As with Alexa Notifications, I led the design side of this effort in partnership with Carl Mekala (and Sharbani Roy) from the product management team.
This was my most “traditional” VUI design engagement during my time on the Alexa team – while some was new-product (Echo Look) and some was more systems design (Notifications/Interrupt Model), this work was a fairly representative VUI design process. Do Not Disturb shipped with the Echo Look and the launch of Alexa Calling in Spring 2017.
Design Process
For our design process on Do Not Disturb, I started by pulling existing transcripts from Alexa users – and from lab tests – where our transcriptionists had marked a notification intent. (These customers usually didn’t know the feature wasn’t available yet, and were simply trying to get smart home or app notifications from Alexa.) That provided a basis for the mental model customers were likely to apply, and a start for our sample utterances.
Our initial discussions also involved the app team – what intents must be voice-enabled, which intents should be app-enabled, and which intents should be available in both places? Our initial focus was recurrence via the app, and one-time DND requests via voice.
Audio Mocks & Peer Critique
After a round of level-setting with product management, we set an initial group of intents. Based on the kickoff discussion and my own brainstorms, I did audio mocks of several approaches to the prompts and structure. These prompts were brought to my design peers and stakeholders for feedback via a quick email survey (a common practice on our team given the speed of iteration and our split locations.)

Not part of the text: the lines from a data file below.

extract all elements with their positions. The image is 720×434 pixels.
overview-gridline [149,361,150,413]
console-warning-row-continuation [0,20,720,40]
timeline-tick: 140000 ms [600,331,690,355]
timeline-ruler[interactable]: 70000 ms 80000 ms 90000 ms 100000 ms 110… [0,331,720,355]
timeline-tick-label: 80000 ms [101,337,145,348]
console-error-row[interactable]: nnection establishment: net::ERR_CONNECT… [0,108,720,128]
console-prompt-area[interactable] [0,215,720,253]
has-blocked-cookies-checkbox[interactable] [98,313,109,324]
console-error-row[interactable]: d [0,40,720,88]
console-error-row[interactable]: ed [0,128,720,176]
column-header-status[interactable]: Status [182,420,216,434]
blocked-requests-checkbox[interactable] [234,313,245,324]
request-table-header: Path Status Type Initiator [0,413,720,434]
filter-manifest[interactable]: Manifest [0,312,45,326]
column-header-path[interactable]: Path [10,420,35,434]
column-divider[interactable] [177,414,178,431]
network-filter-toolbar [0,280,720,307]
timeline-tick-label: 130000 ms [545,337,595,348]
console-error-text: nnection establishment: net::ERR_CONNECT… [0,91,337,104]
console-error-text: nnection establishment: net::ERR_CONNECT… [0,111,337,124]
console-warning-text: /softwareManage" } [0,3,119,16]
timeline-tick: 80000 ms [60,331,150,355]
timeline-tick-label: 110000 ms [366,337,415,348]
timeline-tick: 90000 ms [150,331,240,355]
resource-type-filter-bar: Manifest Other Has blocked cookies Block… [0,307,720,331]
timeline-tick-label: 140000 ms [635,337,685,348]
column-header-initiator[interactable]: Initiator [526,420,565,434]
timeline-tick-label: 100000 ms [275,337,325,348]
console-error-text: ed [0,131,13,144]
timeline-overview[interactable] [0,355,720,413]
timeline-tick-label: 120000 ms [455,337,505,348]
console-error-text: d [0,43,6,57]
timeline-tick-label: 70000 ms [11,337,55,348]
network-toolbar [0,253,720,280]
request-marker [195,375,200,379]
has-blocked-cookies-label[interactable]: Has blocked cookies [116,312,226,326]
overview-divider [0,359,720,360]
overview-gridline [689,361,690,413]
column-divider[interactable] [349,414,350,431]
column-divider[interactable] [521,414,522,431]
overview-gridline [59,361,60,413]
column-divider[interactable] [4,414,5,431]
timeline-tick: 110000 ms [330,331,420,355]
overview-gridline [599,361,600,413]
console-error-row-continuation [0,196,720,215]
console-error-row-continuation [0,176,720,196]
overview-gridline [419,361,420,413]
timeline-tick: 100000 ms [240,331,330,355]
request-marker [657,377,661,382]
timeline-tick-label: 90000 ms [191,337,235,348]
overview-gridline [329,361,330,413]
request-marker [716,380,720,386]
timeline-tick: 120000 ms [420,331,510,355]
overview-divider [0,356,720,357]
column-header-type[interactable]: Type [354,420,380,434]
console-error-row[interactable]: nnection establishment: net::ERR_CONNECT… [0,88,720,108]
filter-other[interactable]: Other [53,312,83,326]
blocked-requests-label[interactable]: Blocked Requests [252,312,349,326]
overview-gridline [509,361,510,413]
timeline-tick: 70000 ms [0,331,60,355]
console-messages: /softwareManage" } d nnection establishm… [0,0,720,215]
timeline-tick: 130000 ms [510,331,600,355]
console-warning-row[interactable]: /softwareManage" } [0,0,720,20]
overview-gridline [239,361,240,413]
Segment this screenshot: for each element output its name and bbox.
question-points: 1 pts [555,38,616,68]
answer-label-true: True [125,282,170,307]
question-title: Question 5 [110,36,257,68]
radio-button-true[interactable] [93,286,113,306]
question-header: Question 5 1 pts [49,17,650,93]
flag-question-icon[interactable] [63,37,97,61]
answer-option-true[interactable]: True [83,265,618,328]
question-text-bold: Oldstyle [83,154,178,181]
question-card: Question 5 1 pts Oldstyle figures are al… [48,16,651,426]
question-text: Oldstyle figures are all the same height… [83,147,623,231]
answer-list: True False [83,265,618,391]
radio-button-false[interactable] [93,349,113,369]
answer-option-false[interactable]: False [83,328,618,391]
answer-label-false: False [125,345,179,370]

Early Audio Mocks: Prompts-DND
At the same time, I reached out to our audio design team with the hypothesis that a sound effect (“earcon”) might be preferable to a full spoken prompt for starting DND in certain cases, or perhaps could be used for recurring DND. This partnership resulted in a pair of sounds: DND start/stop. In the end, we decided to use the sound effects as a gate: they play after any VUI prompt when enabling DND, and before any reply when turning DND off.
Storyboarding and Sample Dialogs
As feedback from our peer critiques and stakeholders began to roll in, I pulled together a series of rough storyboards to begin fleshing out our end-to-end story. This storyboarding work paralleled our work on the sample dialogs for the Do Not Disturb feature. Below are a few example frames from one of my earlier DND storyboards. In the end, we streamlined our dialogs quite a bit – choosing to omit qualifications like “on this device” from the system’s responses.
Visual Affordances
We also worked closely with the team driving the LED and screen behaviors for Alexa devices to collaborate on expected behaviors. Our request was for an animation(s) that could pair not just with our do not disturb prompts, but could play at the end of unrelated customer-initiated prompts. The intent for these trailing LEDs was that a customer who asked Alexa a question and is looking at the device might get benefit from a visual reminder that Do Not Disturb is still enabled and might be suppressing interruptions. In this case, with the help of the hardware team we landed on a brief LED animation in purple (the lowest-impact of the available colors, suitable for darkened rooms at night).